Beim Team-Wettbewerb ist es manchmal nah am Schauspiel. Zwar ohne Requisiten (keine lustigen Hüte, keine langweiligen Tiere), aber oft mit verteilten Rollen. Zum Beispiel bei PauL (Poesie aus Leidenschaft), den Gewinnern im Team-Wettbewerb und ihrer Selbsthilfegruppe für Banker („Habgier ist kein Imperativ“). Smaat hingegen ist so eine Art Basketballmannschaft der Poesie und landet beim Powerplay der Worte einen Treffer nach dem anderen: „Bäume sind Büsche auf Balken“; „Flüsse sind Meere auf Reisen“; Igel sind Kakteen, die gehen“.

Einigen Texten merkt man an, dass Poetry Slam für Germanistikstudenten ungefähr das gleiche sein muss wie der P.M.-Logiktrainer für Mathematikstudenten.
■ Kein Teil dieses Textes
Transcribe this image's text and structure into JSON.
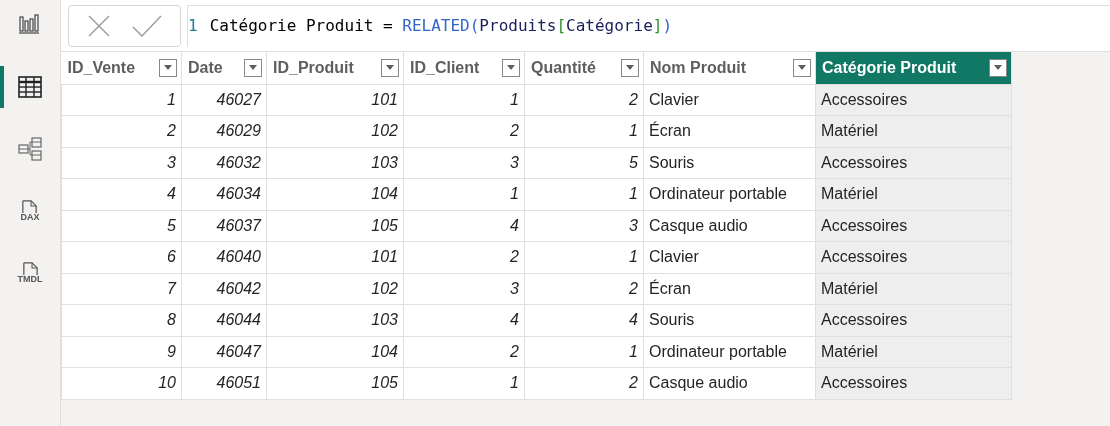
{
  "sidebar": {
    "items": [
      {
        "kind": "report",
        "selected": false
      },
      {
        "kind": "table",
        "selected": true
      },
      {
        "kind": "model",
        "selected": false
      },
      {
        "kind": "dax",
        "label": "DAX",
        "selected": false
      },
      {
        "kind": "tmdl",
        "label": "TMDL",
        "selected": false
      }
    ]
  },
  "formula_bar": {
    "line_number": "1",
    "tokens": [
      {
        "kind": "plain",
        "text": "Catégorie Produit = "
      },
      {
        "kind": "function",
        "text": "RELATED("
      },
      {
        "kind": "table",
        "text": "Produits"
      },
      {
        "kind": "bracket",
        "text": "["
      },
      {
        "kind": "table",
        "text": "Catégorie"
      },
      {
        "kind": "bracket",
        "text": "]"
      },
      {
        "kind": "function",
        "text": ")"
      }
    ]
  },
  "table": {
    "columns": [
      {
        "name": "ID_Vente",
        "kind": "number",
        "selected": false
      },
      {
        "name": "Date",
        "kind": "number",
        "selected": false
      },
      {
        "name": "ID_Produit",
        "kind": "number",
        "selected": false
      },
      {
        "name": "ID_Client",
        "kind": "number",
        "selected": false
      },
      {
        "name": "Quantité",
        "kind": "number",
        "selected": false
      },
      {
        "name": "Nom Produit",
        "kind": "text",
        "selected": false
      },
      {
        "name": "Catégorie Produit",
        "kind": "text",
        "selected": true
      }
    ],
    "rows": [
      [
        "1",
        "46027",
        "101",
        "1",
        "2",
        "Clavier",
        "Accessoires"
      ],
      [
        "2",
        "46029",
        "102",
        "2",
        "1",
        "Écran",
        "Matériel"
      ],
      [
        "3",
        "46032",
        "103",
        "3",
        "5",
        "Souris",
        "Accessoires"
      ],
      [
        "4",
        "46034",
        "104",
        "1",
        "1",
        "Ordinateur portable",
        "Matériel"
      ],
      [
        "5",
        "46037",
        "105",
        "4",
        "3",
        "Casque audio",
        "Accessoires"
      ],
      [
        "6",
        "46040",
        "101",
        "2",
        "1",
        "Clavier",
        "Accessoires"
      ],
      [
        "7",
        "46042",
        "102",
        "3",
        "2",
        "Écran",
        "Matériel"
      ],
      [
        "8",
        "46044",
        "103",
        "4",
        "4",
        "Souris",
        "Accessoires"
      ],
      [
        "9",
        "46047",
        "104",
        "2",
        "1",
        "Ordinateur portable",
        "Matériel"
      ],
      [
        "10",
        "46051",
        "105",
        "1",
        "2",
        "Casque audio",
        "Accessoires"
      ]
    ]
  }
}
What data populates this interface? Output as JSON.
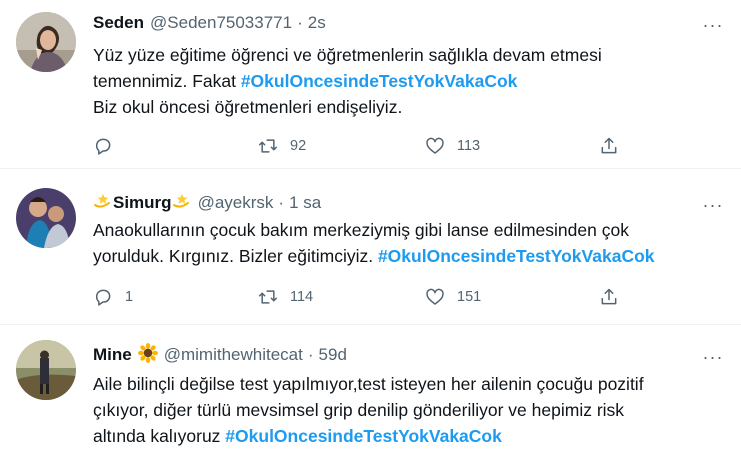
{
  "tweets": [
    {
      "name": "Seden",
      "handle": "@Seden75033771",
      "dot": "·",
      "time": "2s",
      "more": "···",
      "text_line1": "Yüz yüze eğitime öğrenci ve öğretmenlerin sağlıkla devam etmesi",
      "text_line2_prefix": "temennimiz. Fakat ",
      "hashtag": "#OkulOncesindeTestYokVakaCok",
      "text_line3": "Biz okul öncesi öğretmenleri endişeliyiz.",
      "replies": "",
      "retweets": "92",
      "likes": "113"
    },
    {
      "name": "Simurg",
      "handle": "@ayekrsk",
      "dot": "·",
      "time": "1 sa",
      "more": "···",
      "text_line1": "Anaokullarının çocuk bakım merkeziymiş gibi lanse edilmesinden çok",
      "text_line2_prefix": "yorulduk. Kırgınız. Bizler eğitimciyiz. ",
      "hashtag": "#OkulOncesindeTestYokVakaCok",
      "replies": "1",
      "retweets": "114",
      "likes": "151"
    },
    {
      "name": "Mine",
      "handle": "@mimithewhitecat",
      "dot": "·",
      "time": "59d",
      "more": "···",
      "text_line1": "Aile bilinçli değilse test yapılmıyor,test isteyen her ailenin çocuğu pozitif",
      "text_line2": "çıkıyor, diğer türlü mevsimsel grip denilip gönderiliyor ve hepimiz risk",
      "text_line3_prefix": "altında kalıyoruz ",
      "hashtag": "#OkulOncesindeTestYokVakaCok"
    }
  ],
  "icons": {
    "reply": "reply-icon",
    "retweet": "retweet-icon",
    "like": "heart-icon",
    "share": "share-icon",
    "more": "more-icon"
  },
  "colors": {
    "hashtag": "#1d9bf0",
    "secondary_text": "#536471",
    "divider": "#eff3f4",
    "primary_text": "#0f1419"
  }
}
Eine Übung zum Freistrampeln, Herumspinnen, Ausprobieren. Oft geht es einfach nur um den Sound der Worte, mal um unverschämte Versmaßlosigkeit, dann wieder um Konsonantenkonzentration. Fast immer geht es aber auch, doch wirklich, um Inhalte.

Die unterscheiden sich je nach Wettbewerb. Beim Einzelwettbewerb ist es in den Vorrunden oft Kapitalismuskritik, noch öfter Gesellschaftskritik, sehr sehr oft geht es ums Internet. Da sind die Teilnehmer zwischen Mitte 20 bis Mitte 30 und fast immer männlich.
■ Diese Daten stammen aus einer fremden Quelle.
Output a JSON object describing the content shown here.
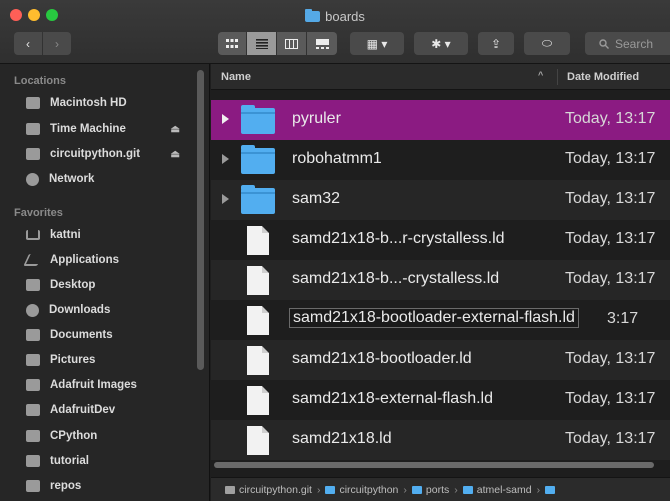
{
  "window": {
    "title": "boards"
  },
  "toolbar": {
    "back_glyph": "‹",
    "forward_glyph": "›",
    "view_icons": [
      "icon-view-icon",
      "list-view-icon",
      "column-view-icon",
      "gallery-view-icon"
    ],
    "group_glyph": "▦ ▾",
    "action_glyph": "✱ ▾",
    "share_glyph": "⇪",
    "tag_glyph": "⬭",
    "search_placeholder": "Search"
  },
  "sidebar": {
    "locations_header": "Locations",
    "locations": [
      {
        "label": "Macintosh HD",
        "icon": "disk-icon",
        "eject": false
      },
      {
        "label": "Time Machine",
        "icon": "time-machine-icon",
        "eject": true
      },
      {
        "label": "circuitpython.git",
        "icon": "disk-icon",
        "eject": true
      },
      {
        "label": "Network",
        "icon": "network-icon",
        "eject": false
      }
    ],
    "favorites_header": "Favorites",
    "favorites": [
      {
        "label": "kattni",
        "icon": "home-icon"
      },
      {
        "label": "Applications",
        "icon": "applications-icon"
      },
      {
        "label": "Desktop",
        "icon": "desktop-icon"
      },
      {
        "label": "Downloads",
        "icon": "downloads-icon"
      },
      {
        "label": "Documents",
        "icon": "documents-icon"
      },
      {
        "label": "Pictures",
        "icon": "pictures-icon"
      },
      {
        "label": "Adafruit Images",
        "icon": "folder-icon"
      },
      {
        "label": "AdafruitDev",
        "icon": "folder-icon"
      },
      {
        "label": "CPython",
        "icon": "folder-icon"
      },
      {
        "label": "tutorial",
        "icon": "folder-icon"
      },
      {
        "label": "repos",
        "icon": "folder-icon"
      }
    ],
    "eject_glyph": "⏏"
  },
  "file_list": {
    "columns": {
      "name": "Name",
      "date_modified": "Date Modified",
      "sort_glyph": "^"
    },
    "rows": [
      {
        "name": "pyruler",
        "date": "Today, 13:17",
        "kind": "folder",
        "selected": true
      },
      {
        "name": "robohatmm1",
        "date": "Today, 13:17",
        "kind": "folder"
      },
      {
        "name": "sam32",
        "date": "Today, 13:17",
        "kind": "folder"
      },
      {
        "name": "samd21x18-b...r-crystalless.ld",
        "date": "Today, 13:17",
        "kind": "file"
      },
      {
        "name": "samd21x18-b...-crystalless.ld",
        "date": "Today, 13:17",
        "kind": "file"
      },
      {
        "name": "samd21x18-bootloader-external-flash.ld",
        "date": "3:17",
        "kind": "file",
        "editing": true
      },
      {
        "name": "samd21x18-bootloader.ld",
        "date": "Today, 13:17",
        "kind": "file"
      },
      {
        "name": "samd21x18-external-flash.ld",
        "date": "Today, 13:17",
        "kind": "file"
      },
      {
        "name": "samd21x18.ld",
        "date": "Today, 13:17",
        "kind": "file"
      }
    ]
  },
  "path_bar": {
    "segments": [
      "circuitpython.git",
      "circuitpython",
      "ports",
      "atmel-samd"
    ],
    "separator": "›"
  },
  "colors": {
    "selection": "#8b1b82",
    "folder": "#52aef0"
  }
}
Wortgewaltig, witzig, hervorragend im Vortrag




Beim U20-Finale stellen die jungen Frauen immerhin ein Drittel des Teilnehmerfeldes. Und so können wir so herrlich lakonische Sätze von Theresa Hahl aus Heidelberg hören wie: „Ich hatte noch nie einen Sonnenbrand, weil ich mich selbst überschatte.“ Am Ende gewinnt aber die Österreicherin Yasmin Hafedh mit einem Brief an den Einbrecher, der nichts geklaut hat („Wie findest Du die Wohnung?“) und der Mahnung an sich selbst: „Du studierst Theaterwissenschaft und Philosophie in Wien. Du darfst nicht glücklich sein.“ Ist sie dann aber doch.

Genau wie Philipp Scharri Scharrenberg aus Stuttgart, der den Einzel-Wettbewerb mit einem furiosen Lauf durch drei Finalrunden gewinnt. Wortgewaltig, witzig, hervorragend im Vortrag. Die siebenköpfige Jury, zufällig im Publikum verteilt, konnte gar nicht anders. Besonders seine liebevolle Parodie auf andere Slam-Szenegrößen führte zum frenetischen Jubel im Schauspielhaus. Da war sein Text über Hypochondrie („Gesundsein ist so 2008“, „Immunwalk“, „Bürger mit Infektionshintergrund“) in der Endrunde fast schon Zugabe.

Passend zur Kulturhauptstadt findet die deutschsprachige Meisterschaft im nächsten Jahr in Essen, Dortmund und Oberhausen statt.